W ubiegłą środę dwóch mężczyzn ukradło dwie piły motorowe z jednego z sokólskich sklepów. Towar o wartości około 3 tys. zł, jak i sprawcy kradzieży, są już w rękach policji.
W minioną środę po godzinie 16 dyżurny sokólskiej policji został powiadomiony o kradzieży pił motorowych z jednego ze sklepów w Sokółce. Mundurowi natychmiast pojechali na wskazane miejsce i tam wstępnie ustalili, że dwóch mężczyzn weszło do sklepu i z półek zabrali dwie pilarki. Jeden z nich schował piłę w plecaku, drugi w wózku i, jak gdyby nigdy nic, wyszli ze sklepu.

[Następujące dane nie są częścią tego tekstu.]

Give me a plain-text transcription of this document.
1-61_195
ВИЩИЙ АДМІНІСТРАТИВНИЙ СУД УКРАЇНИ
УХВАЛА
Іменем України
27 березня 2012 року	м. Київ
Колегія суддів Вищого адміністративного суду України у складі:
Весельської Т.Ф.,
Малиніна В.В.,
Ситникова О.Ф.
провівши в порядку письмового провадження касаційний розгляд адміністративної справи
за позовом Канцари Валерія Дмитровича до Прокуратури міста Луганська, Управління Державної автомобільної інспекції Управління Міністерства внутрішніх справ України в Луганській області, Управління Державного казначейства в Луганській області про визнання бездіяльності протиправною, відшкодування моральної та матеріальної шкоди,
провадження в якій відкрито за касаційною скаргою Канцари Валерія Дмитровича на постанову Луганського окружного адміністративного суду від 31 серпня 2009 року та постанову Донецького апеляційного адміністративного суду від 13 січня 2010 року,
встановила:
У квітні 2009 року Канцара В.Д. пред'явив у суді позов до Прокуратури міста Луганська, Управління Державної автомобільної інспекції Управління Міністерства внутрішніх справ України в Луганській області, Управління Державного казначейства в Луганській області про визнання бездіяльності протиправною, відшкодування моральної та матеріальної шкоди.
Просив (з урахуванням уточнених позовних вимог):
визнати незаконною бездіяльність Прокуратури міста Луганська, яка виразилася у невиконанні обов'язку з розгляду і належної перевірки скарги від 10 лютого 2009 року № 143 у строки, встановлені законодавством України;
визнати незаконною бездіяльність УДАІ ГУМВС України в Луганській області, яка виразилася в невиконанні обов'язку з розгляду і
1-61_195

Policjanci ustalili, że jeden z mężczyzn mógł odjechał z miejsca zdarzenia niebieską toyotą. Poszukiwany samochód i jego kierowcę zatrzymali funkcjonariusze sokólskiej drogówki w Czarnej Białostockiej. Kierowcą okazał się 49-latek, który przyznał się do udziału w kradzieży.
Drugiego z nich zatrzymali we czwartek funkcjonariusze białostockiego Oddziału Prewencji Policji, którzy pełnili służbę w Sokółce. Mundurowi w mężczyźnie niosącym ciężki pakunek rozpoznali drugiego z podejrzanych o kradzież. 42-latek w worku niósł skradzione pilarki.
Obaj mężczyźni przyznali się do wspólnej kradzieży. Za taki czyn kodeks karny przewiduje karę nawet do 5 lat pozbawienia wolności - informuje podlaska policja na stronie podlaska.policja.gov.pl.